Rather than illuminating her life or making a statement, its fluffy surface view and unrelenting irreverence trivialises her achievement. Even when it notes her remarkable effort to become one of the minimal female MPs, it’s then mocked with an exaggerated expressionistic dance about that toil. A later showdown with Margaret Thatcher reduces these two female political titans to swinging handbags at each other.
The small cast also initially struggles to ignite the space and her story which occasionally feels arbitrarily chosen. The play’s framing device – staging an amateur production with deliberately unpolished vocals – makes it hard for the show itself not to share the same rough quality. With almost all of them playing her at different times, we lack a consistent central figure to develop a detailed sense of who she was. Its giddy glance over her life events is directed by Sarah Frankcom with lurching kicks of blithe energy.
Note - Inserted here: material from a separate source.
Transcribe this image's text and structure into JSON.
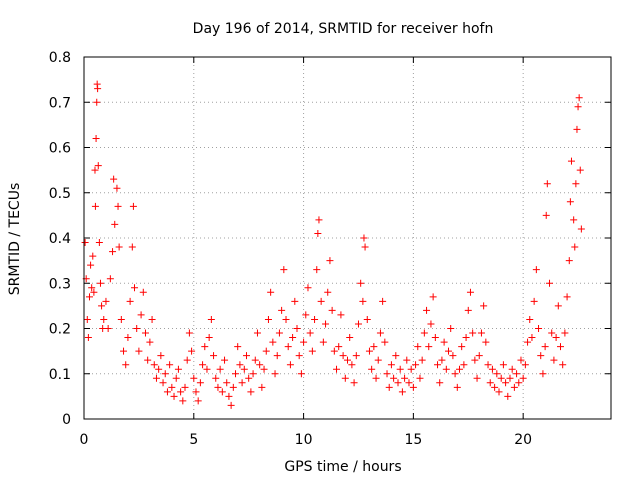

However, it sparks and fizzes in a riotous second half. Her most dramatic Commons moments are retold in rap battles, dance-offs and duels, with mirror balls, neon and sequin suits. If the show doesn’t mine Boothroyd’s biography, it thoroughly mines the comedy of a life defined by finding herself in varyingly outlandish or unlikely situations, from a stint as a Tiller girl to evading the KGB. Peake and Davies’ book reflects this heightened edge with absurd lines like “A new decade slips out of the uterus of time” and humour pitched at an older audience who’ll be more familiar with her.
Peake is arch fun in both imperious roles. As bumptious Meredith, she’s cloaked in a purple shawl she fans out like a cobra flaring its hood. Her entrance as Boothroyd has the same regal air, descending from the ceiling on her Speaker’s Chair like a heaven-sent monarch. She’s “not putty to be shaped” but hard granite. It makes her dawning realisation about the impermanence of power and need to eventually stand aside more affecting. When she sings “Is this my house?” she slips off-key as though tremulously self-doubting.
This show might only be a sort of success, but its fond celebration of the character means the answer to its repeated question “What would Betty do?” is that she could only admire and enjoy it.